[Paths of Glory by Irvin S. Cobb]@TWC D-Link bookPaths of Glory CHAPTER 6 21/38
A sergeant took him in charge, and all the rest of the day he rode on the tail of a baggage wagon with a guard upon either side of him.
First, though, he was searched and all his papers were taken from him. Late in the afternoon the pack-train halted and as Stevens was stretching his legs in a field a first lieutenant, whom he described as being tall and nervous and highly excitable, ran up and, after berating the two guards for not having their rifles ready to fire, he poked a gun under Stevens' nose and went through the process of loading it, meanwhile telling him that if he moved an inch his brains would be blown out.

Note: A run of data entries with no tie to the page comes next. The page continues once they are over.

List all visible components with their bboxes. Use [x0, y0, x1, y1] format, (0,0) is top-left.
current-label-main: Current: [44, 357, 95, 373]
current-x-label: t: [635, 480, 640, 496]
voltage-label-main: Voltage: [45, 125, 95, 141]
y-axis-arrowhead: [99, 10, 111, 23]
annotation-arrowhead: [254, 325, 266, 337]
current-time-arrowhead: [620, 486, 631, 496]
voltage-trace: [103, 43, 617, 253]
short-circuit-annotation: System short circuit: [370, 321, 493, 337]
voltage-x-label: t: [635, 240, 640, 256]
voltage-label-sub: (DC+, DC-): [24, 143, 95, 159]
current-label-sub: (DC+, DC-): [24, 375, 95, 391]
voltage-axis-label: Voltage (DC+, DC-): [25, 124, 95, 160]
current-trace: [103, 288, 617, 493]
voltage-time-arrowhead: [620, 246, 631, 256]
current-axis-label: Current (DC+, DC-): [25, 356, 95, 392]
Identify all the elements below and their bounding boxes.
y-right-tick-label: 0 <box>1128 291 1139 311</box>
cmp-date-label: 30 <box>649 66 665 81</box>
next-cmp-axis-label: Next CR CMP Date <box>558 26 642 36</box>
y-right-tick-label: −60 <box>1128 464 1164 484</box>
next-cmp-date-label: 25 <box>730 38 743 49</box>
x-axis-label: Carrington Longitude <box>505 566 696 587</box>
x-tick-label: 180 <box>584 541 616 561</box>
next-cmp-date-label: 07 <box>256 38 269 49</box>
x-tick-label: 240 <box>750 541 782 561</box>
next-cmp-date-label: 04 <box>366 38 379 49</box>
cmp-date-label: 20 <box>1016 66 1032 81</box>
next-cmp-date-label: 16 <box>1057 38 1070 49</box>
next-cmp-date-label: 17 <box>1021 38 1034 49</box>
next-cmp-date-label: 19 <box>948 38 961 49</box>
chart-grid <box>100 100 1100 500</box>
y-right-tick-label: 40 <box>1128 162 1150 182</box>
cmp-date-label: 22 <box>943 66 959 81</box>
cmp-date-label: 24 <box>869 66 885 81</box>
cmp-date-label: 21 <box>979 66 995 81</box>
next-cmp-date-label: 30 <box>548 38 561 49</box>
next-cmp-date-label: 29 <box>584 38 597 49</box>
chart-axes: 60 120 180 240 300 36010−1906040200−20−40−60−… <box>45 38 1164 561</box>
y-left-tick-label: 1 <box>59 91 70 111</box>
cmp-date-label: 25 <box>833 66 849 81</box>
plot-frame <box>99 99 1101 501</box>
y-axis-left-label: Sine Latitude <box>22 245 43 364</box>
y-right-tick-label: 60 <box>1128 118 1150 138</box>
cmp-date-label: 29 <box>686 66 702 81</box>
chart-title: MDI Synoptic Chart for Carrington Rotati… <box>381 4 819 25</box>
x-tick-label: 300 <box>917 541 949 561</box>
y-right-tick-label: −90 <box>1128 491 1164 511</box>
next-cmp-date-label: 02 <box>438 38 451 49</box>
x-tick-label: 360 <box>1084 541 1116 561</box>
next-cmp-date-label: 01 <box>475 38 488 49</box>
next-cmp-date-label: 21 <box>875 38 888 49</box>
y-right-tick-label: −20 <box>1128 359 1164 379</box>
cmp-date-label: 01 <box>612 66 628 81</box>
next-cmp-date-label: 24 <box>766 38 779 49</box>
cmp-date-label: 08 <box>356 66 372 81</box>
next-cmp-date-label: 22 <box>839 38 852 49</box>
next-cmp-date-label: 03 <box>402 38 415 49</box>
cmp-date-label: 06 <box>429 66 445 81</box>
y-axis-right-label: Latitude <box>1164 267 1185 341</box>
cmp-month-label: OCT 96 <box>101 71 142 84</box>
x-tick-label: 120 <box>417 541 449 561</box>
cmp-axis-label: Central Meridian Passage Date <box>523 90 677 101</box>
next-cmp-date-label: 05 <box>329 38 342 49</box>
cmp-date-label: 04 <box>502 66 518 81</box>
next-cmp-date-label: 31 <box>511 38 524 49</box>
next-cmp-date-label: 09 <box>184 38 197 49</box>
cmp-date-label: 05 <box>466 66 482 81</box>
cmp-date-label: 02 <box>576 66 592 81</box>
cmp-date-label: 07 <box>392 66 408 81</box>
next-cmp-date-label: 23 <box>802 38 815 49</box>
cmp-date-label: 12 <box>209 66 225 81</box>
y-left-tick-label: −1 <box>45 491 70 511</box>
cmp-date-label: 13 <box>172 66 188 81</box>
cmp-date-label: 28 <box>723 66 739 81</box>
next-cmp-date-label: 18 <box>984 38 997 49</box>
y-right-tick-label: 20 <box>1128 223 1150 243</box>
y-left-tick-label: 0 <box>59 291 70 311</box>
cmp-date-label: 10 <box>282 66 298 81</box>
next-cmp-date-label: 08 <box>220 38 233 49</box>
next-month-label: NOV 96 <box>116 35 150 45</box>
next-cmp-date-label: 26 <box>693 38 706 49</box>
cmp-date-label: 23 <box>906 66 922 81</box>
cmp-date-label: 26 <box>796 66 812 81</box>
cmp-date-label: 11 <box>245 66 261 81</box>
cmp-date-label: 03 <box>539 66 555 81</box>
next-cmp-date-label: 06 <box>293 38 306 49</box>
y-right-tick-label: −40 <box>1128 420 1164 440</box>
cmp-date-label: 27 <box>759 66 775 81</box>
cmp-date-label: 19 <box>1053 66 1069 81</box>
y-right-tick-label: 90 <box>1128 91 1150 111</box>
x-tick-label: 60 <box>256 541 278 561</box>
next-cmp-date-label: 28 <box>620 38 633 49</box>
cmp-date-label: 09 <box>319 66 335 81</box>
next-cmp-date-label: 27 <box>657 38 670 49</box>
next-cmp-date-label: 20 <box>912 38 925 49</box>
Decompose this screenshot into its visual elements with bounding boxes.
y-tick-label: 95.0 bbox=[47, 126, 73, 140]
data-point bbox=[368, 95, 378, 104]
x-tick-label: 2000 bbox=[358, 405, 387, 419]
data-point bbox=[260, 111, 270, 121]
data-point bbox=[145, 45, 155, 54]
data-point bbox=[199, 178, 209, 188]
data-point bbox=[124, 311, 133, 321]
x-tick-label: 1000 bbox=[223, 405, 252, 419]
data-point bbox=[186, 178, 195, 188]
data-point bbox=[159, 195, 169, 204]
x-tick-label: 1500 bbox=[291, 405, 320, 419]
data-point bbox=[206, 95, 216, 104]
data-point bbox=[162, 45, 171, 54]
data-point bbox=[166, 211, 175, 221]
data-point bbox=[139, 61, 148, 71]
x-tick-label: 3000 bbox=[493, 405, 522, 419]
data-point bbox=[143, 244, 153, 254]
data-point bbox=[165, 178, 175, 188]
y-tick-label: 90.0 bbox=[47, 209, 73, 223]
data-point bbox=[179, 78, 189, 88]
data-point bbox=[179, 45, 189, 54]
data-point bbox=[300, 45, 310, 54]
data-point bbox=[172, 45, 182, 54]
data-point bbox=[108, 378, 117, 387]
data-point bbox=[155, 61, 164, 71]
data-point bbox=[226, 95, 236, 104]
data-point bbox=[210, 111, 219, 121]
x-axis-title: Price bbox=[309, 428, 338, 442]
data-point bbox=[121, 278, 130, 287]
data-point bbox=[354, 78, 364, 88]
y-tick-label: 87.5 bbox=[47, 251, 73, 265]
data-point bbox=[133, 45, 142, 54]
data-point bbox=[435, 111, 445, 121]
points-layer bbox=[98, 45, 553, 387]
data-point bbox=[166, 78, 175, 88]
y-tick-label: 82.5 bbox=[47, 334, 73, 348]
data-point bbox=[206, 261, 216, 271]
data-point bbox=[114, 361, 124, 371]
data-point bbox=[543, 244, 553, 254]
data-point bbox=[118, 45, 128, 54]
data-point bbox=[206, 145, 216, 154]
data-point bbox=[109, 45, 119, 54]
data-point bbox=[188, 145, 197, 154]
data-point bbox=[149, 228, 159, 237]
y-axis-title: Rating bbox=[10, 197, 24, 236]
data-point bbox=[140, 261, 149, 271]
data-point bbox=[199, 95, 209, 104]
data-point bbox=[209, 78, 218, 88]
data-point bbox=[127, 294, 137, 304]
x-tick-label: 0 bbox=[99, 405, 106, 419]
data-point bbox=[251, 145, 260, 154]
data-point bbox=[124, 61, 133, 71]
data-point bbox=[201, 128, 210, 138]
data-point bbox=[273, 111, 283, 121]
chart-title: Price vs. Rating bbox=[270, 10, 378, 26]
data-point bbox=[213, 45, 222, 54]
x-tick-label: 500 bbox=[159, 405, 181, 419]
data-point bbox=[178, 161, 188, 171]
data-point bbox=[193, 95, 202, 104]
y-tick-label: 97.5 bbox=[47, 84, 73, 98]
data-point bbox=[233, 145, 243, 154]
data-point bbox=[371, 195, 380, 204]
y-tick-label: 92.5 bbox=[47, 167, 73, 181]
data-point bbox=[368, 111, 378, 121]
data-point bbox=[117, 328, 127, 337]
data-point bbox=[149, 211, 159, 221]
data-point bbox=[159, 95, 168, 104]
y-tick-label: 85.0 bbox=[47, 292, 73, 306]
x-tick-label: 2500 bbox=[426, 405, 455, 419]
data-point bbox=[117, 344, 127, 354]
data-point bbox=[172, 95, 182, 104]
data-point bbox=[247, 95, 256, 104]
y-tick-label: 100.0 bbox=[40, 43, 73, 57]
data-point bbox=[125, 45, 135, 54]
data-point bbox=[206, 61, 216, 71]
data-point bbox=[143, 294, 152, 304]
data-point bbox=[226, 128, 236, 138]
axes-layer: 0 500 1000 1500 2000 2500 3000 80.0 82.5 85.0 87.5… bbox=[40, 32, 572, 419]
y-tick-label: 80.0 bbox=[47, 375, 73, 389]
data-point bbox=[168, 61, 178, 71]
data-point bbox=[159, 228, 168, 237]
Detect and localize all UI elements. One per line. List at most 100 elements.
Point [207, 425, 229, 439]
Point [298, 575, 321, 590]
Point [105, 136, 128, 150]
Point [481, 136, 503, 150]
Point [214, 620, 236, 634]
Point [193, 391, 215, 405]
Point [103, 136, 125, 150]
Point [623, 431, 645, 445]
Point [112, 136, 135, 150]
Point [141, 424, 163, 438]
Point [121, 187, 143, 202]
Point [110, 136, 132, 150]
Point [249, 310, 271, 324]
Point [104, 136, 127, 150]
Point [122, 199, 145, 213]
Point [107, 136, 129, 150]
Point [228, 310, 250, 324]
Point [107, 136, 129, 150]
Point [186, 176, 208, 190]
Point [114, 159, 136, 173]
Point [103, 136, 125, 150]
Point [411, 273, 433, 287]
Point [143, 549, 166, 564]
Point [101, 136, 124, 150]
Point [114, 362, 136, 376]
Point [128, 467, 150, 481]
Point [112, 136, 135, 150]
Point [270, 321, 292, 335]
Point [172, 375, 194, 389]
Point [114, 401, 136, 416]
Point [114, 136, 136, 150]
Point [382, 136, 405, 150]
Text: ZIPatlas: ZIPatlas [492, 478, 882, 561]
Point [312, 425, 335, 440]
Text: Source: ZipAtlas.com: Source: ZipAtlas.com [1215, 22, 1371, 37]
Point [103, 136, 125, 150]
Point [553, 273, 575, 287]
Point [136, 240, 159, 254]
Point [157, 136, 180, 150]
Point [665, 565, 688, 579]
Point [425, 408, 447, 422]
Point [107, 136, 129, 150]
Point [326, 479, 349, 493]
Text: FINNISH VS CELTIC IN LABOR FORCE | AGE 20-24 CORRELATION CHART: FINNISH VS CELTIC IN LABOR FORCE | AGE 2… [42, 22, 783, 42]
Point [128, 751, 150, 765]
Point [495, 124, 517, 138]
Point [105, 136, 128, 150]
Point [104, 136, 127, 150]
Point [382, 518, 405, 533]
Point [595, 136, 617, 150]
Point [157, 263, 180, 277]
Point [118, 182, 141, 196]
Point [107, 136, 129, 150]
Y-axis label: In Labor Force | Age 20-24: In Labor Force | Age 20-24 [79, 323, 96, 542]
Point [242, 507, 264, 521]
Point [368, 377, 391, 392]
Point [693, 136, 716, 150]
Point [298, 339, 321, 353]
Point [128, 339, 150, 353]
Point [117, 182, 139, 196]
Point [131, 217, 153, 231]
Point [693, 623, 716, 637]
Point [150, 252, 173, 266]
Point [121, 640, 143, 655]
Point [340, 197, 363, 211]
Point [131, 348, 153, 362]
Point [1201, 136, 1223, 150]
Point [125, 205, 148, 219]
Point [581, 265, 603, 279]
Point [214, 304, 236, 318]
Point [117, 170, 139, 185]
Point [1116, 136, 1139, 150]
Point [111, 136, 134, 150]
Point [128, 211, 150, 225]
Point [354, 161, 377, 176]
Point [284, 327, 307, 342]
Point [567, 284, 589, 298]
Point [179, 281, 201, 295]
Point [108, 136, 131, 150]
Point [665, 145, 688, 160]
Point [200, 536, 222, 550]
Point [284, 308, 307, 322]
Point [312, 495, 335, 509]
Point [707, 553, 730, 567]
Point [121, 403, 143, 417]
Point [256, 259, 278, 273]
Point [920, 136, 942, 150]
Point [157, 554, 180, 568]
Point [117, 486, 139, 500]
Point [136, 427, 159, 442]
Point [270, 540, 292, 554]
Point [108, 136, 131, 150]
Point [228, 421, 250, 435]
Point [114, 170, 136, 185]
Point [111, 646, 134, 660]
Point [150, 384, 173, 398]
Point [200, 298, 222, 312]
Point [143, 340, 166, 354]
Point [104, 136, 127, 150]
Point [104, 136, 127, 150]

A sergeant gently edged Stevens back out of the danger belt, and, from behind the officer's back another man, so Stevens said, tapped himself gently upon the forehead to indicate that the Herr Lieutenant was cracked in the brain. After this Stevens was taken into an improvised barracks in a deserted Belgian gendarmerie and locked in a room.
At nine o'clock the lieutenant came to him and told him in a mixture of French and German that he had by a court-martial been found guilty of being an English spy and that at six o'clock the following morning he would be shot.
"When you hear a bugle sound you may know that is the signal for your execution," the officer added. While poor Stevens was still begging for an opportunity to be heard in his own defense the lieutenant dealt him a blow in the side which left him temporarily breathless.